Il marqua une pause. Les mots suivants, il les souffla comme on confesse un péché.

— Ce qui suivit fut un cauchemar sans logique. Mes soldats... mes rameurs... mes matelots, tous pris de folie, se massacrèrent entre eux. Se mordaient, se griffaient, se tailladaient, se mutilaient les uns les autres. Une frénésie générale les emparait. Le colosse, jonché sur sa panthère, quant à lui… se tenait immobile aux beaux milieux de tout ce chaos. Et nous combattions vaillamment, oui... Mais contre nous-mêmes…  

Il abaissa les yeux.

— Je me suis réveillé sur un radeau. En fuite. Et derrière moi… mes hommes, pendus aux cocotiers par les poignets, éventrés, leurs intestins offerts en festin aux oiseaux qui s’en repaissaient. Leurs cris… leurs cris résonnent encore dans ma tête.

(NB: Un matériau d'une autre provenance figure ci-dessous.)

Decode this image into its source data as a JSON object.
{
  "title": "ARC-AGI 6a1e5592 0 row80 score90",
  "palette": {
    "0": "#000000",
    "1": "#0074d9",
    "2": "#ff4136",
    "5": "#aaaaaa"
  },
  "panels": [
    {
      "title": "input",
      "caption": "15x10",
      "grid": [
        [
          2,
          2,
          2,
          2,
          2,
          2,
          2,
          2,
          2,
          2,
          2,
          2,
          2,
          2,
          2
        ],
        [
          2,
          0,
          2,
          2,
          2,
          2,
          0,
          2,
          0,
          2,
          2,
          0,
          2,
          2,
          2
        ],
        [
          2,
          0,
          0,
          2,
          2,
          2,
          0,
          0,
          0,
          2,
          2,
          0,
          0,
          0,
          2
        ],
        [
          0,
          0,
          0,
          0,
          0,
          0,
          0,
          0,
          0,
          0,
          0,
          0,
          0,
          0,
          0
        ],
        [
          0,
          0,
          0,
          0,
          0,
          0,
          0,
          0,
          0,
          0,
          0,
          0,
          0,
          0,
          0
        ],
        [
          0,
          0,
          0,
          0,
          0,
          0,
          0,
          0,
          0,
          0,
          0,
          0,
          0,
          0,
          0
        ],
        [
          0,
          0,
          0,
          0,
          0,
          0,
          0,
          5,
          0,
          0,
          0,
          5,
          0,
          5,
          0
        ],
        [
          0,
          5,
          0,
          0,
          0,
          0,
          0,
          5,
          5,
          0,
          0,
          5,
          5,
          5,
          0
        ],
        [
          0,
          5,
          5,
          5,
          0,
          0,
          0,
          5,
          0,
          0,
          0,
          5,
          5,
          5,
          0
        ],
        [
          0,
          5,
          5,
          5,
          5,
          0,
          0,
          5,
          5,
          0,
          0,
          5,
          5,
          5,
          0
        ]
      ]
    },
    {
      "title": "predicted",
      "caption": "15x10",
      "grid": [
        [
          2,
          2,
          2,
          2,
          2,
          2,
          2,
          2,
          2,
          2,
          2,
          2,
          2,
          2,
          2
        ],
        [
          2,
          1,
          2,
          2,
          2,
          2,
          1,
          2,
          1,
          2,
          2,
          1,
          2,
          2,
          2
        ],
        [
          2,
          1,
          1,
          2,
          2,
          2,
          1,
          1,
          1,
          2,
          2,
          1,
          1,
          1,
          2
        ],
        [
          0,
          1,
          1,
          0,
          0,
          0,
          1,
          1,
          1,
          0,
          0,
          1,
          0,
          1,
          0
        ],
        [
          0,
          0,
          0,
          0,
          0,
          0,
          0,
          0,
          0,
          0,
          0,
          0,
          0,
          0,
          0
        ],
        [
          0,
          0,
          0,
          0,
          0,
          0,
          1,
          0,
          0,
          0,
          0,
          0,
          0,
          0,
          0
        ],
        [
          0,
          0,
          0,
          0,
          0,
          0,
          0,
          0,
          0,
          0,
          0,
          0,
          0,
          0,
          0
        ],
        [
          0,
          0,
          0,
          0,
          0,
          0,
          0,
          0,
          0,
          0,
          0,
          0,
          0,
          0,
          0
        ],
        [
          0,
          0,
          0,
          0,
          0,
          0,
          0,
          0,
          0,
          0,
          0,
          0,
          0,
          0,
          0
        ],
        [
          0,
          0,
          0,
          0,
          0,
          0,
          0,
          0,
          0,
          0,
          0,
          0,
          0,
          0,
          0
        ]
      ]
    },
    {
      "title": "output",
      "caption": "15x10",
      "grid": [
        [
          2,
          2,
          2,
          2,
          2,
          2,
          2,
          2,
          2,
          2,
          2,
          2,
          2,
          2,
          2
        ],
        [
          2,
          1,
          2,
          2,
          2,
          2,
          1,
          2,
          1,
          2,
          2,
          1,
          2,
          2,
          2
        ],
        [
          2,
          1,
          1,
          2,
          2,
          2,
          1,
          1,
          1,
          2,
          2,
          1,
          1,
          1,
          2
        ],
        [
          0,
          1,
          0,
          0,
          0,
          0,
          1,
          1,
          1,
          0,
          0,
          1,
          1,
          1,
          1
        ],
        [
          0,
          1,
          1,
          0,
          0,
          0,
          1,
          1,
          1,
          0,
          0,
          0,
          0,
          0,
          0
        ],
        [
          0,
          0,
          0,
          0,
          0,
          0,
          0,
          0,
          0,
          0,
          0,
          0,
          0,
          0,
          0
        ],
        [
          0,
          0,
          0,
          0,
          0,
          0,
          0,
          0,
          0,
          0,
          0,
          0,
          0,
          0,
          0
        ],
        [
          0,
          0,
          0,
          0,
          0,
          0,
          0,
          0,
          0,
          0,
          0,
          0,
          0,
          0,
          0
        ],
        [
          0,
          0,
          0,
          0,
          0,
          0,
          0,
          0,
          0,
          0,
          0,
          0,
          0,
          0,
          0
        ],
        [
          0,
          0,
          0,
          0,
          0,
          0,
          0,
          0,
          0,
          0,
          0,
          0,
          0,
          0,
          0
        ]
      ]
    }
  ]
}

Un silence glacial suivit cette confession. Puis, l’un après l’autre, les autres survivants furent interrogés. Tous racontèrent la même histoire. Les mêmes femmes. Le même homme gigantesque. La même folie. La même île. Les mêmes hurlements glaciaux...

Lorsque tous eurent parlé, Uriel Clairvaux s’avança, l’épée de foi au poing et le regard en feu.

 — Ce que vous avez affronté, Capitaine, ceux que vous avez vus sur cette île… ce ne sont pas des humains. Ce sont des Nephalem. Les hybrides, mi-anges déchus, mi-enfants des hommes. Comme en parle l’Ancien Testament. Et vous vous êtes retrouvés par mégarde, dans leurs terres, au pays d’Odon… Une terre oubliée depuis des milliers d’années, de laquelle vous vous êtes miraculeusement sortis vivants

Il s’arrêta devant Alain, le toisa longuement.

— Ce n’est pas le hasard qui vous y mena. C’est le dessein du Très-Haut. L’Ordre de Shéol le croit fermement : ces terres, ces créatures, sont une plaie béante dans le flanc de l’humanité. Vous êtes revenus pour nous avertir. Et le message est clair.

Alors, levant les bras vers les cieux peints au plafond :

— Par la Sainte Église… nous devons purifier cette souillure. Nous devons y retourner. Et brûler… jusqu’à la dernière pierre, ces démons. 

Et nul, ce soir-là, n’osa contredire ses mots. Pas même le Roi.